The confusion arises because people conflate "no effect found" with "nothing found out." These are different. The Michelson–Morley experiment of 1887 is the canonical case: designed to detect the luminiferous aether, it found nothing. That null result didn't close a door — it demolished an entire framework and cleared the ground for special relativity. The experiment is now celebrated precisely because it produced a clean negative.

Most null results don't get that treatment.
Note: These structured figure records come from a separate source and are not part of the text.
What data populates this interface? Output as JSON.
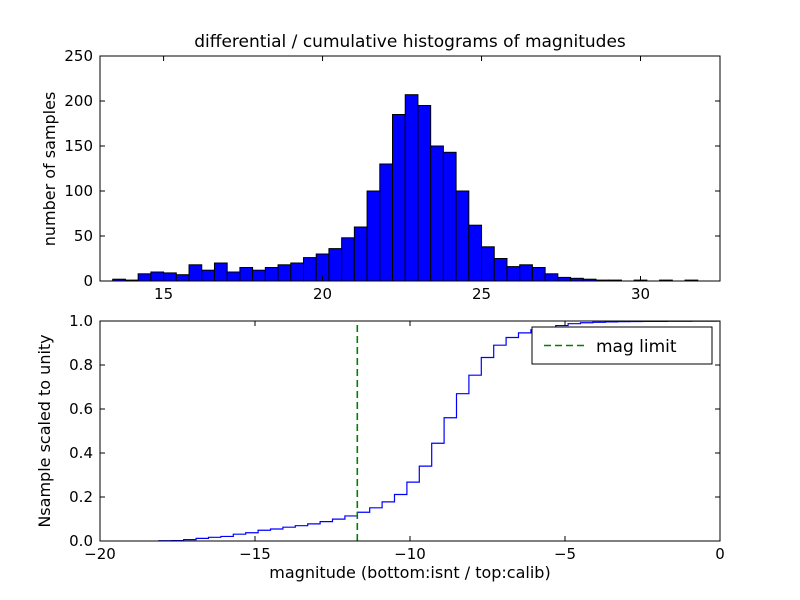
{
  "figure": {
    "background": "#ffffff",
    "text_color": "#000000"
  },
  "chart_data": [
    {
      "type": "bar",
      "subplot": "top",
      "title": "differential / cumulative histograms of magnitudes",
      "ylabel": "number of samples",
      "xlim": [
        13,
        32.5
      ],
      "ylim": [
        0,
        250
      ],
      "xticks": [
        15,
        20,
        25,
        30
      ],
      "xtick_labels": [
        "15",
        "20",
        "25",
        "30"
      ],
      "yticks": [
        0,
        50,
        100,
        150,
        200,
        250
      ],
      "ytick_labels": [
        "0",
        "50",
        "100",
        "150",
        "200",
        "250"
      ],
      "bin_start": 13.4,
      "bin_width": 0.4,
      "counts": [
        2,
        1,
        8,
        10,
        9,
        7,
        18,
        12,
        20,
        10,
        15,
        12,
        15,
        18,
        20,
        26,
        30,
        36,
        48,
        60,
        100,
        130,
        185,
        207,
        195,
        150,
        143,
        100,
        62,
        38,
        25,
        16,
        18,
        15,
        8,
        4,
        3,
        2,
        1,
        1,
        0,
        1,
        0,
        1,
        0,
        1,
        0
      ],
      "bar_color": "#0000ff",
      "bar_edge_color": "#000000",
      "grid": false
    },
    {
      "type": "line",
      "subplot": "bottom",
      "style": "cumulative-step",
      "ylabel": "Nsample scaled to unity",
      "xlabel": "magnitude (bottom:isnt / top:calib)",
      "xlim": [
        -20,
        0
      ],
      "ylim": [
        0.0,
        1.0
      ],
      "xticks": [
        -20,
        -15,
        -10,
        -5,
        0
      ],
      "xtick_labels": [
        "−20",
        "−15",
        "−10",
        "−5",
        "0"
      ],
      "yticks": [
        0.0,
        0.2,
        0.4,
        0.6,
        0.8,
        1.0
      ],
      "ytick_labels": [
        "0.0",
        "0.2",
        "0.4",
        "0.6",
        "0.8",
        "1.0"
      ],
      "line_color": "#0000ff",
      "source": "cumulative of top histogram counts scaled to unity, magnitudes shifted by offset_from_top",
      "offset_from_top": -31.5,
      "mag_limit": -11.7,
      "mag_limit_color": "#008000",
      "legend": {
        "label": "mag limit",
        "position": "upper right"
      },
      "grid": false
    }
  ]
}
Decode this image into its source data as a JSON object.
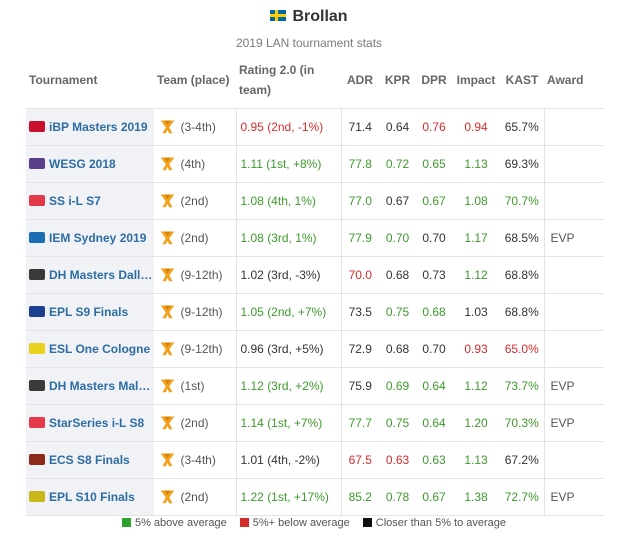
{
  "player": {
    "name": "Brollan",
    "flag_icon": "sweden-flag-icon"
  },
  "subtitle": "2019 LAN tournament stats",
  "columns": {
    "tournament": "Tournament",
    "team": "Team (place)",
    "rating": "Rating 2.0 (in team)",
    "adr": "ADR",
    "kpr": "KPR",
    "dpr": "DPR",
    "impact": "Impact",
    "kast": "KAST",
    "award": "Award"
  },
  "colors": {
    "green": "#3e9a2d",
    "red": "#d62b2b",
    "black": "#333333"
  },
  "team_icon": "fnatic-logo-icon",
  "rows": [
    {
      "event": "iBP Masters 2019",
      "event_icon": "ibp-logo-icon",
      "event_color": "#c8102e",
      "place": "(3-4th)",
      "rating": "0.95 (2nd, -1%)",
      "rating_c": "r",
      "adr": "71.4",
      "adr_c": "b",
      "kpr": "0.64",
      "kpr_c": "b",
      "dpr": "0.76",
      "dpr_c": "r",
      "impact": "0.94",
      "impact_c": "r",
      "kast": "65.7%",
      "kast_c": "b",
      "award": ""
    },
    {
      "event": "WESG 2018",
      "event_icon": "wesg-logo-icon",
      "event_color": "#5a3e8c",
      "place": "(4th)",
      "rating": "1.11 (1st, +8%)",
      "rating_c": "g",
      "adr": "77.8",
      "adr_c": "g",
      "kpr": "0.72",
      "kpr_c": "g",
      "dpr": "0.65",
      "dpr_c": "g",
      "impact": "1.13",
      "impact_c": "g",
      "kast": "69.3%",
      "kast_c": "b",
      "award": ""
    },
    {
      "event": "SS i-L S7",
      "event_icon": "starseries-logo-icon",
      "event_color": "#e4394b",
      "place": "(2nd)",
      "rating": "1.08 (4th, 1%)",
      "rating_c": "g",
      "adr": "77.0",
      "adr_c": "g",
      "kpr": "0.67",
      "kpr_c": "b",
      "dpr": "0.67",
      "dpr_c": "g",
      "impact": "1.08",
      "impact_c": "g",
      "kast": "70.7%",
      "kast_c": "g",
      "award": ""
    },
    {
      "event": "IEM Sydney 2019",
      "event_icon": "iem-logo-icon",
      "event_color": "#1a6fb3",
      "place": "(2nd)",
      "rating": "1.08 (3rd, 1%)",
      "rating_c": "g",
      "adr": "77.9",
      "adr_c": "g",
      "kpr": "0.70",
      "kpr_c": "g",
      "dpr": "0.70",
      "dpr_c": "b",
      "impact": "1.17",
      "impact_c": "g",
      "kast": "68.5%",
      "kast_c": "b",
      "award": "EVP"
    },
    {
      "event": "DH Masters Dall…",
      "event_icon": "dreamhack-logo-icon",
      "event_color": "#3a3a3a",
      "place": "(9-12th)",
      "rating": "1.02 (3rd, -3%)",
      "rating_c": "b",
      "adr": "70.0",
      "adr_c": "r",
      "kpr": "0.68",
      "kpr_c": "b",
      "dpr": "0.73",
      "dpr_c": "b",
      "impact": "1.12",
      "impact_c": "g",
      "kast": "68.8%",
      "kast_c": "b",
      "award": ""
    },
    {
      "event": "EPL S9 Finals",
      "event_icon": "epl-logo-icon",
      "event_color": "#1d3f8f",
      "place": "(9-12th)",
      "rating": "1.05 (2nd, +7%)",
      "rating_c": "g",
      "adr": "73.5",
      "adr_c": "b",
      "kpr": "0.75",
      "kpr_c": "g",
      "dpr": "0.68",
      "dpr_c": "g",
      "impact": "1.03",
      "impact_c": "b",
      "kast": "68.8%",
      "kast_c": "b",
      "award": ""
    },
    {
      "event": "ESL One Cologne",
      "event_icon": "esl-logo-icon",
      "event_color": "#e8d21d",
      "place": "(9-12th)",
      "rating": "0.96 (3rd, +5%)",
      "rating_c": "b",
      "adr": "72.9",
      "adr_c": "b",
      "kpr": "0.68",
      "kpr_c": "b",
      "dpr": "0.70",
      "dpr_c": "b",
      "impact": "0.93",
      "impact_c": "r",
      "kast": "65.0%",
      "kast_c": "r",
      "award": ""
    },
    {
      "event": "DH Masters Mal…",
      "event_icon": "dreamhack-logo-icon",
      "event_color": "#3a3a3a",
      "place": "(1st)",
      "rating": "1.12 (3rd, +2%)",
      "rating_c": "g",
      "adr": "75.9",
      "adr_c": "b",
      "kpr": "0.69",
      "kpr_c": "g",
      "dpr": "0.64",
      "dpr_c": "g",
      "impact": "1.12",
      "impact_c": "g",
      "kast": "73.7%",
      "kast_c": "g",
      "award": "EVP"
    },
    {
      "event": "StarSeries i-L S8",
      "event_icon": "starseries-logo-icon",
      "event_color": "#e4394b",
      "place": "(2nd)",
      "rating": "1.14 (1st, +7%)",
      "rating_c": "g",
      "adr": "77.7",
      "adr_c": "g",
      "kpr": "0.75",
      "kpr_c": "g",
      "dpr": "0.64",
      "dpr_c": "g",
      "impact": "1.20",
      "impact_c": "g",
      "kast": "70.3%",
      "kast_c": "g",
      "award": "EVP"
    },
    {
      "event": "ECS S8 Finals",
      "event_icon": "ecs-logo-icon",
      "event_color": "#8b2a1a",
      "place": "(3-4th)",
      "rating": "1.01 (4th, -2%)",
      "rating_c": "b",
      "adr": "67.5",
      "adr_c": "r",
      "kpr": "0.63",
      "kpr_c": "r",
      "dpr": "0.63",
      "dpr_c": "g",
      "impact": "1.13",
      "impact_c": "g",
      "kast": "67.2%",
      "kast_c": "b",
      "award": ""
    },
    {
      "event": "EPL S10 Finals",
      "event_icon": "epl-logo-icon",
      "event_color": "#c9b81a",
      "place": "(2nd)",
      "rating": "1.22 (1st, +17%)",
      "rating_c": "g",
      "adr": "85.2",
      "adr_c": "g",
      "kpr": "0.78",
      "kpr_c": "g",
      "dpr": "0.67",
      "dpr_c": "g",
      "impact": "1.38",
      "impact_c": "g",
      "kast": "72.7%",
      "kast_c": "g",
      "award": "EVP"
    }
  ],
  "legend": {
    "above": "5% above average",
    "below": "5%+ below average",
    "closer": "Closer than 5% to average"
  }
}
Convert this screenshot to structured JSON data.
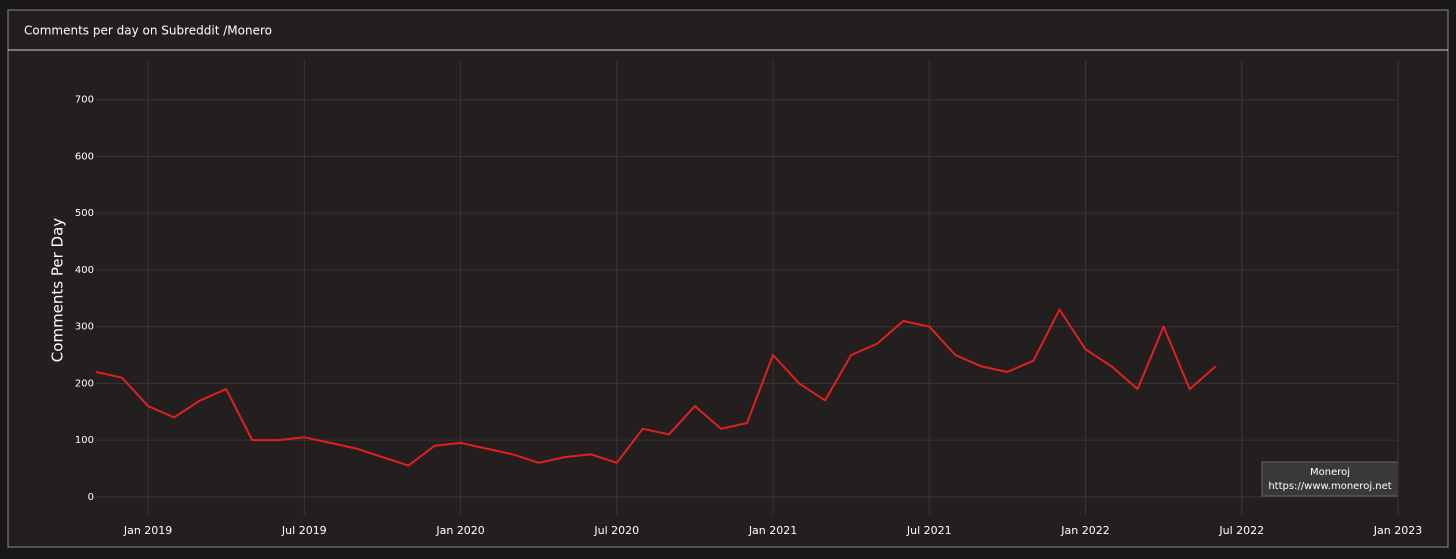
{
  "chart_data": {
    "type": "line",
    "title": "Comments per day on Subreddit /Monero",
    "y_label": "Comments Per Day",
    "watermark": [
      "Moneroj",
      "https://www.moneroj.net"
    ],
    "x": [
      "2018-11",
      "2018-12",
      "2019-01",
      "2019-02",
      "2019-03",
      "2019-04",
      "2019-05",
      "2019-06",
      "2019-07",
      "2019-08",
      "2019-09",
      "2019-10",
      "2019-11",
      "2019-12",
      "2020-01",
      "2020-02",
      "2020-03",
      "2020-04",
      "2020-05",
      "2020-06",
      "2020-07",
      "2020-08",
      "2020-09",
      "2020-10",
      "2020-11",
      "2020-12",
      "2021-01",
      "2021-02",
      "2021-03",
      "2021-04",
      "2021-05",
      "2021-06",
      "2021-07",
      "2021-08",
      "2021-09",
      "2021-10",
      "2021-11",
      "2021-12",
      "2022-01",
      "2022-02",
      "2022-03",
      "2022-04",
      "2022-05",
      "2022-06"
    ],
    "values": [
      220,
      210,
      160,
      140,
      170,
      190,
      100,
      100,
      105,
      95,
      85,
      70,
      55,
      90,
      95,
      85,
      75,
      60,
      70,
      75,
      60,
      120,
      110,
      160,
      120,
      130,
      250,
      200,
      170,
      250,
      270,
      310,
      300,
      250,
      230,
      220,
      240,
      330,
      260,
      230,
      190,
      300,
      190,
      230
    ],
    "color": "#e02020",
    "xlim": [
      "2018-11",
      "2023-01"
    ],
    "xticks": [
      {
        "value": "2019-01",
        "label": "Jan 2019"
      },
      {
        "value": "2019-07",
        "label": "Jul 2019"
      },
      {
        "value": "2020-01",
        "label": "Jan 2020"
      },
      {
        "value": "2020-07",
        "label": "Jul 2020"
      },
      {
        "value": "2021-01",
        "label": "Jan 2021"
      },
      {
        "value": "2021-07",
        "label": "Jul 2021"
      },
      {
        "value": "2022-01",
        "label": "Jan 2022"
      },
      {
        "value": "2022-07",
        "label": "Jul 2022"
      },
      {
        "value": "2023-01",
        "label": "Jan 2023"
      }
    ],
    "ylim": [
      -32,
      770
    ],
    "yticks": [
      0,
      100,
      200,
      300,
      400,
      500,
      600,
      700
    ],
    "grid": true
  }
}
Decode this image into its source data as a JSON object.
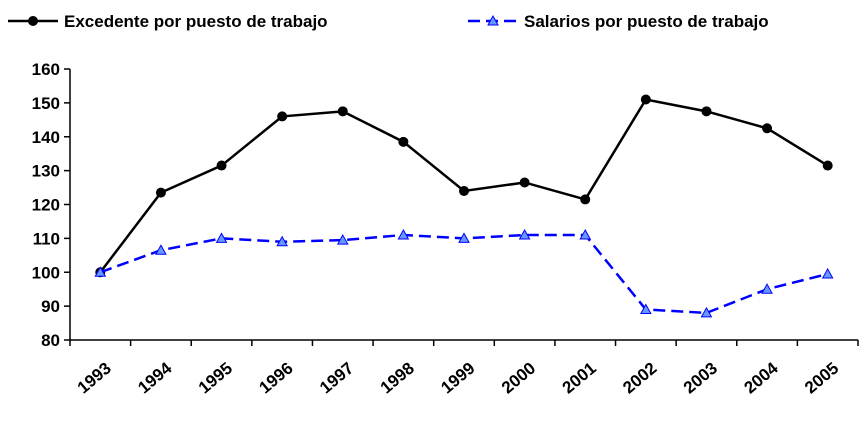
{
  "chart_data": {
    "type": "line",
    "categories": [
      "1993",
      "1994",
      "1995",
      "1996",
      "1997",
      "1998",
      "1999",
      "2000",
      "2001",
      "2002",
      "2003",
      "2004",
      "2005"
    ],
    "series": [
      {
        "name": "Excedente por puesto de trabajo",
        "color": "#000000",
        "marker": "circle",
        "dash": "solid",
        "values": [
          100,
          123.5,
          131.5,
          146,
          147.5,
          138.5,
          124,
          126.5,
          121.5,
          151,
          147.5,
          142.5,
          131.5
        ]
      },
      {
        "name": "Salarios por puesto de trabajo",
        "color": "#0000ff",
        "marker": "triangle",
        "dash": "dashed",
        "values": [
          100,
          106.5,
          110,
          109,
          109.5,
          111,
          110,
          111,
          111,
          89,
          88,
          95,
          99.5
        ]
      }
    ],
    "ylim": [
      80,
      160
    ],
    "yticks": [
      80,
      90,
      100,
      110,
      120,
      130,
      140,
      150,
      160
    ],
    "grid": false
  }
}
They sit in file drawers.

The file-drawer problem and what it distorts

The publication bias problem is well-documented: journals preferentially publish positive findings, researchers preferentially submit them, and the cumulative effect is a scientific literature that systematically overrepresents effects that exist and underrepresents effects that don't. This is not a matter of fraud. It emerges from individually rational decisions — a null result is harder to publish, so researchers invest less effort in writing it up.

The downstream consequences are significant. When a meta-analysis aggregates published studies on, say, a nutritional supplement or a psychological intervention, it is drawing from a biased sample. The true effect size, estimated from the published literature, will be inflated — sometimes dramatically. What looks like a robust effect across many studies may be partly an artefact of the studies that never appeared.

This is distinct from the replication crisis, though the two are related. The replication crisis concerns whether individual positive results hold up when retested. Publication bias concerns the shape of the evidence base before replication is even attempted. Both problems stem from treating null results as disposable.

How preregistration addresses the problem

One structural response is preregistration: researchers publicly commit to their hypotheses, methods, and analysis plans before collecting data. This makes it harder to reframe a null result as a design flaw after the fact, and it creates a record of studies that were run regardless of outcome. Journals that offer registered reports — where peer review and provisional acceptance happen before data collection — go further, decoupling publication decisions from results entirely.

The evidence that preregistration helps is itself instructive. Studies comparing preregistered and non-preregistered trials in the same fields consistently find that preregistered studies produce smaller effect sizes and more null results. This is not because preregistration makes experiments worse. It is because preregistration removes the thumb from the scale.

Critics raise a fair point: not all research questions are amenable to tight preregistration, especially in exploratory or observational work where hypotheses emerge from data. The response isn't to abandon preregistration but to be precise about which phase of inquiry a study represents — exploratory or confirmatory — and to treat them accordingly.

What null results reveal about scientific honesty

There is a deeper issue here that touches on the epistemic culture of science. A field that cannot absorb null results without embarrassment is a field that has confused the goal of accumulating knowledge with the goal of accumulating positive findings. These are not the same thing. A result that rules out a hypothesis — cleanly, with adequate statistical power — narrows the space of viable theories. That is exactly what science is supposed to do.

Some fields have moved toward what researchers call null result journals or dedicated repositories for negative data. In pharmacology and clinical research, regulatory requirements already demand that trial results be registered and reported regardless of outcome, a policy that has changed the visible landscape of evidence in those areas. The model is worth extending.

The broader lesson is that scientific progress is not just a sequence of positive discoveries. It is a process of eliminating wrong answers, and null results are the primary instrument for doing that. A scientific culture that treats them as second-class evidence will systematically misread its own state of knowledge — accumulating apparent certainties that rest on a foundation with significant gaps hidden beneath it.

Treating a null result seriously is not pessimism. It is rigor.